Betreff
Stellungnahme zum Antrag der FDP-Fraktion vom 12.04.2021 - Einführung eines Compliance Management Systems (CMS)
Vorlage
123/2021
Aktenzeichen
3 Kli
Art
Berichtsvorlage

Sachverhalt:

 

1. Zum CMS:

Ziel eines CMS ist die Unterstützung der Leitungs- und Aufsichtsorgane eines Unternehmens (hier: Geschäftsleitung), um eine ordnungsgemäße Unternehmensführung nebst Abwendung von Schäden und persönliche Haftungsausschlüsse von Organmitgliedern (Aufsichtsrat, Vorstand, und Geschäftsführung) zu gewährleisten.

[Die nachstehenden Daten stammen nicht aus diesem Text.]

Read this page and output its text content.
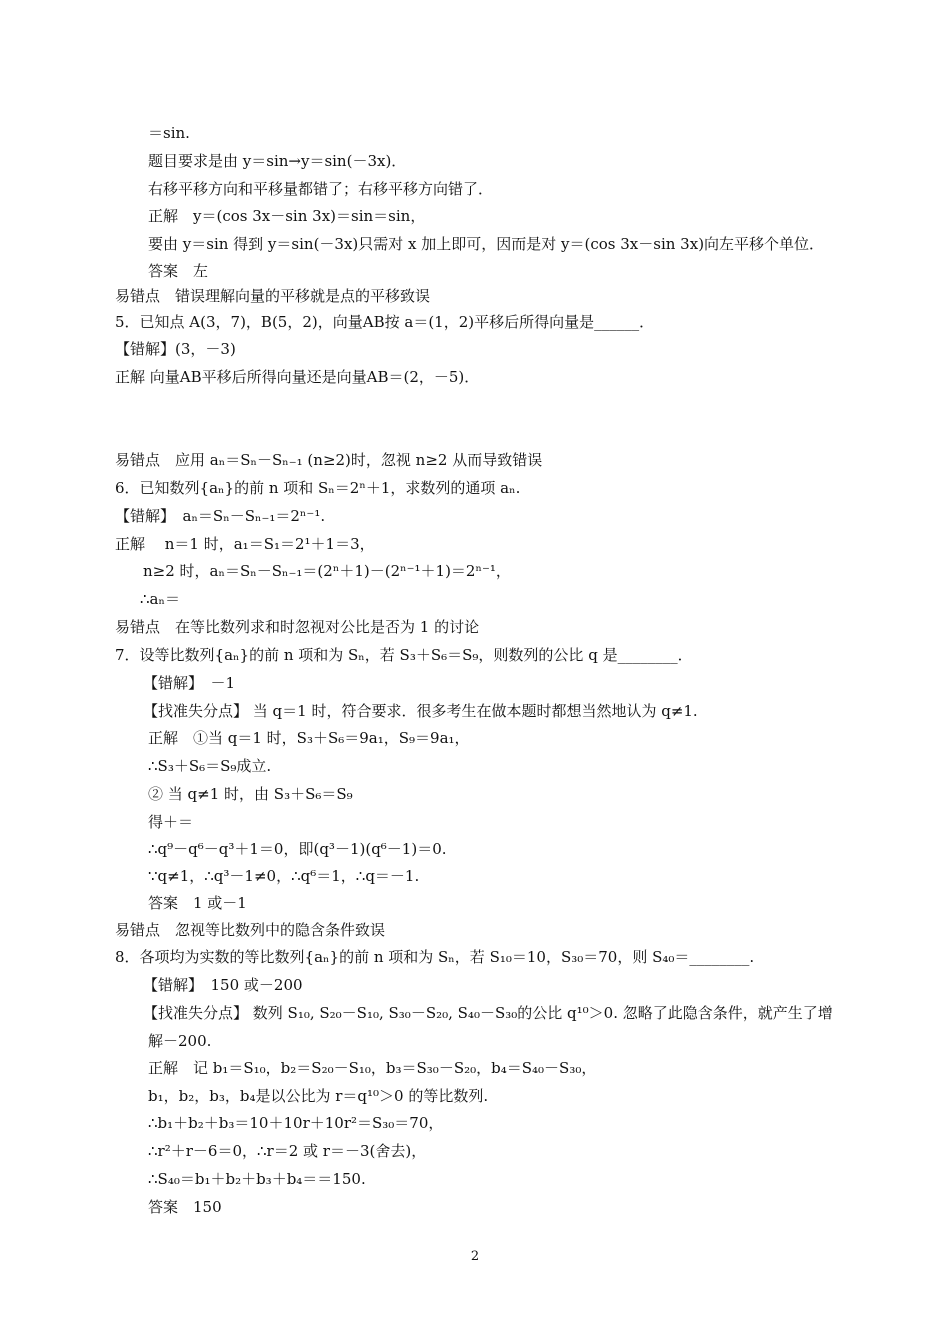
＝sin.
题目要求是由 y＝sin→y＝sin(－3x)．
右移平移方向和平移量都错了；右移平移方向错了．
正解　y＝(cos 3x－sin 3x)＝sin＝sin，
要由 y＝sin 得到 y＝sin(－3x)只需对 x 加上即可，因而是对 y＝(cos 3x－sin 3x)向左平移个单位．
答案　左
易错点　错误理解向量的平移就是点的平移致误
5．已知点 A(3，7)，B(5，2)，向量AB按 a＝(1，2)平移后所得向量是______．
【错解】(3，－3)
正解 向量AB平移后所得向量还是向量AB＝(2，－5)．
易错点　应用 aₙ＝Sₙ－Sₙ₋₁ (n≥2)时，忽视 n≥2 从而导致错误
6．已知数列{aₙ}的前 n 项和 Sₙ＝2ⁿ＋1，求数列的通项 aₙ.
【错解】　aₙ＝Sₙ－Sₙ₋₁＝2ⁿ⁻¹.
正解　 n＝1 时，a₁＝S₁＝2¹＋1＝3，
n≥2 时，aₙ＝Sₙ－Sₙ₋₁＝(2ⁿ＋1)－(2ⁿ⁻¹＋1)＝2ⁿ⁻¹，
∴aₙ＝
易错点　在等比数列求和时忽视对公比是否为 1 的讨论
7．设等比数列{aₙ}的前 n 项和为 Sₙ，若 S₃＋S₆＝S₉，则数列的公比 q 是________．
【错解】　－1
【找准失分点】 当 q＝1 时，符合要求．很多考生在做本题时都想当然地认为 q≠1.
正解　①当 q＝1 时，S₃＋S₆＝9a₁，S₉＝9a₁，
∴S₃＋S₆＝S₉成立.
② 当 q≠1 时，由 S₃＋S₆＝S₉
得＋＝
∴q⁹－q⁶－q³＋1＝0，即(q³－1)(q⁶－1)＝0.
∵q≠1，∴q³－1≠0，∴q⁶＝1，∴q＝－1.
答案　1 或－1
易错点　忽视等比数列中的隐含条件致误
8．各项均为实数的等比数列{aₙ}的前 n 项和为 Sₙ，若 S₁₀＝10，S₃₀＝70，则 S₄₀＝________.
【错解】　150 或－200
【找准失分点】 数列 S₁₀, S₂₀－S₁₀, S₃₀－S₂₀, S₄₀－S₃₀的公比 q¹⁰＞0. 忽略了此隐含条件，就产生了增
解－200.
正解　记 b₁＝S₁₀，b₂＝S₂₀－S₁₀，b₃＝S₃₀－S₂₀，b₄＝S₄₀－S₃₀，
b₁，b₂，b₃，b₄是以公比为 r＝q¹⁰＞0 的等比数列.
∴b₁＋b₂＋b₃＝10＋10r＋10r²＝S₃₀＝70，
∴r²＋r－6＝0，∴r＝2 或 r＝－3(舍去)，
∴S₄₀＝b₁＋b₂＋b₃＋b₄＝＝150.
答案　150
2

Die Prüfungsstandards PS 980 des IDW beinhalten nicht nur die Implementierung eines Compliance Management Systems (welches von der Verwaltung in bestimmten Bereichen bereits vollzogen wird), sondern auch im Wesentlichen die Angemessenheits- und Wirksamkeitsprüfung eines solchen Compliance Managements Systems.

Gemäß der herrschenden Meinung in der Literatur ist es sinnvoll, für diese Maßnahmen  Wirtschaftsprüfer*innen mit entsprechenden Fachkompetenzen zu Rate zu ziehen. Bei der Überprüfung des CMS können nur externe Wirtschaftsprüfer*innen diese Prüfung vollziehen und nach erfolgter Prüfung ein Testat gem. den PS 980 des IDW erteilen.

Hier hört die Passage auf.